As the eruption continued, scientists from other parts of the world with similar volcanoes came to the Pacific Northwest to study Mount St. Helens. Waitt remembers sharing notes with Japanese and Italian scientists on a variety of volcano features.

“Each of us would take a little time to be with these people,” Waitt said. “They each had their own expertise, and it was a huge two-way learning streak.”

Information gathered and relationships between scientists helped in other disasters, including the El Chichon eruption in Mexico in 1982, the Nevado del Ruiz eruption in Colombia in 1985 and the Mount Pinatubo eruption in the Philippines in 1991.

“The things we learned at Mount St. Helens — the need to monitor sites well before there’s any sign of unrest — that lesson was learned at Mount St. Helens and around the world,” Driedger said.

All the data scientists gathered, and continue to gather, informs a global community of scientists about the inner workings of dangerous volcanoes — and helps them warn the public of potential hazards.

“We’ve had observations from around the world, but westernized countries adding photographs of things moving, and other studies, not to mention getting in there with helicopters, it just really helped solidify a lot of the observations from the past,” Waitt said.

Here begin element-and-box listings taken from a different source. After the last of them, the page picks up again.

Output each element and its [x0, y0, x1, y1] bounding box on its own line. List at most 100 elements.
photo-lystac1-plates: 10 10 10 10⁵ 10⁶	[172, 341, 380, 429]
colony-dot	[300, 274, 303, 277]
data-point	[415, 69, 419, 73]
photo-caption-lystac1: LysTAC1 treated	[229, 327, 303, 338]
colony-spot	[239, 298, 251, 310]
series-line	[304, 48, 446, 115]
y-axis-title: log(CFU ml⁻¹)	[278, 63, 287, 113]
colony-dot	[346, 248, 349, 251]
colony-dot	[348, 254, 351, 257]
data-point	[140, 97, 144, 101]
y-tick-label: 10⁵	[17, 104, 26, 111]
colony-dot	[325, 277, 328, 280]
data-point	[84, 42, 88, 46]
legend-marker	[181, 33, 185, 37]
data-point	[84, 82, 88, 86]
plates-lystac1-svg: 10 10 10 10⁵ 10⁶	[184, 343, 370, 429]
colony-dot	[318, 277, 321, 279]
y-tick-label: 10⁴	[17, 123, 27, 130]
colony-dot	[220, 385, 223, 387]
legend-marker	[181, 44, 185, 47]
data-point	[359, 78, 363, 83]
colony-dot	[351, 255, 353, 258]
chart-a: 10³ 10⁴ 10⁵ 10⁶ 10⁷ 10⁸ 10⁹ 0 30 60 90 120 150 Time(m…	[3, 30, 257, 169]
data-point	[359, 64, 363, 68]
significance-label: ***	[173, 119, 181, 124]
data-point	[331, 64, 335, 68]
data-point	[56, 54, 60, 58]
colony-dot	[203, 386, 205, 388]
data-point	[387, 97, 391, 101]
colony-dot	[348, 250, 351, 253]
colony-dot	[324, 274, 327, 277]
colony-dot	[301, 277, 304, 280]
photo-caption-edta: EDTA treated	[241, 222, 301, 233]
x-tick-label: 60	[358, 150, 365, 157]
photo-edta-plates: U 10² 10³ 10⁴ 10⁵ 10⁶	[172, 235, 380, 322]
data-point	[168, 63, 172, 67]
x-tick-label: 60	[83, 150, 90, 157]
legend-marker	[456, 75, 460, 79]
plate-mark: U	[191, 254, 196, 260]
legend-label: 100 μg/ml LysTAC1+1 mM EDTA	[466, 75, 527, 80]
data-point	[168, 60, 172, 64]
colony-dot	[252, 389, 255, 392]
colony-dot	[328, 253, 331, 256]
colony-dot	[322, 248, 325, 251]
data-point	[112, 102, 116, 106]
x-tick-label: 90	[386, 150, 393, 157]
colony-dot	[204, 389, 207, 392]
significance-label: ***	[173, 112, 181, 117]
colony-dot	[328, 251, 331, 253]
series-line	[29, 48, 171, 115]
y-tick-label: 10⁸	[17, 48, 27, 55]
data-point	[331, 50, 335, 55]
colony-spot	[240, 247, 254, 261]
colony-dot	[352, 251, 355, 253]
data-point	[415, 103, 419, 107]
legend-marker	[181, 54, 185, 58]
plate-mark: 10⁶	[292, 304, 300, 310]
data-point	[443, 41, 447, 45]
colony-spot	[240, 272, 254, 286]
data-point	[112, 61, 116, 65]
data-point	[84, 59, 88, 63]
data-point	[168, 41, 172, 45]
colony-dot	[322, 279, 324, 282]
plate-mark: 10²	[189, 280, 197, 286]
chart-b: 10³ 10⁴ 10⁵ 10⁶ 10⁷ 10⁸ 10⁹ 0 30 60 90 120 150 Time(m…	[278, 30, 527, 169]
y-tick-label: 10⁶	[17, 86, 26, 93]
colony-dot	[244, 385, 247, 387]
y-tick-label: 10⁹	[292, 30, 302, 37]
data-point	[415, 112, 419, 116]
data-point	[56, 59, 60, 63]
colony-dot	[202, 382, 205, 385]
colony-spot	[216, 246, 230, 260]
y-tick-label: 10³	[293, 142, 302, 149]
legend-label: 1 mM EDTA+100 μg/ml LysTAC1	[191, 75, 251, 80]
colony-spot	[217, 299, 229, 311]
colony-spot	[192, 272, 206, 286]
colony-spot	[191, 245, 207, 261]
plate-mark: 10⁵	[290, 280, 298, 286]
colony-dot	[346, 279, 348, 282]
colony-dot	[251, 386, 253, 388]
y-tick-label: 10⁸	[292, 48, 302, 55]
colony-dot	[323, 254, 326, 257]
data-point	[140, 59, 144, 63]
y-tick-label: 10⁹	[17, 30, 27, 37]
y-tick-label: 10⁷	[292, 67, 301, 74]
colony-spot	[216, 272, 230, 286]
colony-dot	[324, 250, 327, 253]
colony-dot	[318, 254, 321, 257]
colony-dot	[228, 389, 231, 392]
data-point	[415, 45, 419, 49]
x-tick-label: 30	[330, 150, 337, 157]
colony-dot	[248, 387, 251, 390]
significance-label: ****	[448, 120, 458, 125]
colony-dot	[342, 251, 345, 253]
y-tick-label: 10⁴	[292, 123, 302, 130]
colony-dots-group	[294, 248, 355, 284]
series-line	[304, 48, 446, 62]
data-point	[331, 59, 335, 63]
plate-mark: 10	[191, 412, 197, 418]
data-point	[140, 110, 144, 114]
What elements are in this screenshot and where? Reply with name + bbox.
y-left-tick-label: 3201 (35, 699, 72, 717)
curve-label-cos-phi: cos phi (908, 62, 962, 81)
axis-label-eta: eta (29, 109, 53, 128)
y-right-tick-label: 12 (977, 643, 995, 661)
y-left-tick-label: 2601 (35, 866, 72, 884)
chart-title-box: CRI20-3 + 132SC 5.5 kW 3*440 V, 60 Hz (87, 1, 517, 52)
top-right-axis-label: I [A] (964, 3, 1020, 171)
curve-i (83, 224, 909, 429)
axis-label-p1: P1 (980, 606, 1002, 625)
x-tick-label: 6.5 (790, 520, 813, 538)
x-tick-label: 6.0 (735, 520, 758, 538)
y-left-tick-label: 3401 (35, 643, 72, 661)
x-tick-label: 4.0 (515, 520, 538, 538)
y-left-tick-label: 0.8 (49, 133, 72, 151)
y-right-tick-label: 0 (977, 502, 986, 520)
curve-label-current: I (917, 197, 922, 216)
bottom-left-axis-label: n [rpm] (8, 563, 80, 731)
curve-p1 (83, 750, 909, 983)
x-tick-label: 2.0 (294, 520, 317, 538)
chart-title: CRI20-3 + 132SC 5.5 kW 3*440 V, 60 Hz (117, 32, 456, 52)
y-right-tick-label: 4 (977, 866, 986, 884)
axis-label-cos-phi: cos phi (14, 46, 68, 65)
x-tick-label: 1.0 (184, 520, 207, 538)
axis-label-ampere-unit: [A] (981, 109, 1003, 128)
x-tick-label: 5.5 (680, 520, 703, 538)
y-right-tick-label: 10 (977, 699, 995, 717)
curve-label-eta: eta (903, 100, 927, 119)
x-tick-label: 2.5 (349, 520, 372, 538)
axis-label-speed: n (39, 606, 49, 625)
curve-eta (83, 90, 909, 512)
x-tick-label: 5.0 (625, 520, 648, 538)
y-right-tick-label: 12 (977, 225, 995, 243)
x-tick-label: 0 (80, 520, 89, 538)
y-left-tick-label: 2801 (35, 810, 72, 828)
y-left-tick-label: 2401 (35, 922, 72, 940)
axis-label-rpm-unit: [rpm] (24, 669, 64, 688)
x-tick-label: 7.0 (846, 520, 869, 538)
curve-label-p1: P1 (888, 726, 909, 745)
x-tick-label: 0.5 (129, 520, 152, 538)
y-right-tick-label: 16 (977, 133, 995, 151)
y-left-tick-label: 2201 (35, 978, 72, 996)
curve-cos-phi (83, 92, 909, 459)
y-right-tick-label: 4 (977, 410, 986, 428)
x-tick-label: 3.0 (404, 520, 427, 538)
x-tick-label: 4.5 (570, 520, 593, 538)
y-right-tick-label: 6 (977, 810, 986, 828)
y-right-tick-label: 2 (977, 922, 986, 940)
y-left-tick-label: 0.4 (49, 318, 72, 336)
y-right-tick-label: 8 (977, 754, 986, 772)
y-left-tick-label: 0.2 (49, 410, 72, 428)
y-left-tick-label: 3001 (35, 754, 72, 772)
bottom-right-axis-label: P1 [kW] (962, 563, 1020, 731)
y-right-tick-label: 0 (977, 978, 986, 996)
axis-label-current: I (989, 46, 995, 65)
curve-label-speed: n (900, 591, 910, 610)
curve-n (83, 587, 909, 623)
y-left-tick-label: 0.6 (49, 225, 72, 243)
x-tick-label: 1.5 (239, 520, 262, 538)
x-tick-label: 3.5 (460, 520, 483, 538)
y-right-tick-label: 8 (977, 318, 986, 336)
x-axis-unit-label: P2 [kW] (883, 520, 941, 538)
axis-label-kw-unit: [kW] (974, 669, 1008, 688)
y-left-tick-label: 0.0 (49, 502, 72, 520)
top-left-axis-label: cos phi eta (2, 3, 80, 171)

In the years that followed the eruption, technology also evolved to allow scientists to remotely monitor parts of the volcano in real time. A lot of that equipment was in place for Mount St. Helens’ eruptions in 1990-1991 and 2004-2008.

“In 1980 we really didn’t have any adequate instrumentation to monitor an explosive volcano,” Driedger said. “But there have been about 20 little eruptions since then. That shows Mount St. Helens is deserving of our attention. It’s like a laboratory.”

Today most of the Cascades volcanoes are covered with remote monitoring equipment connected with global positioning software that alert scientists to any little shakes or burps that occur. Those sensors are constantly tweaked and improved, she said.

“We’re always making a better mousetrap,” Driedger said. “All the new technologies that have come in the last few decades have gone into our monitors — cellphones, large-scale telemetry, newer data collection devices, everything is in digital format now, not analog.”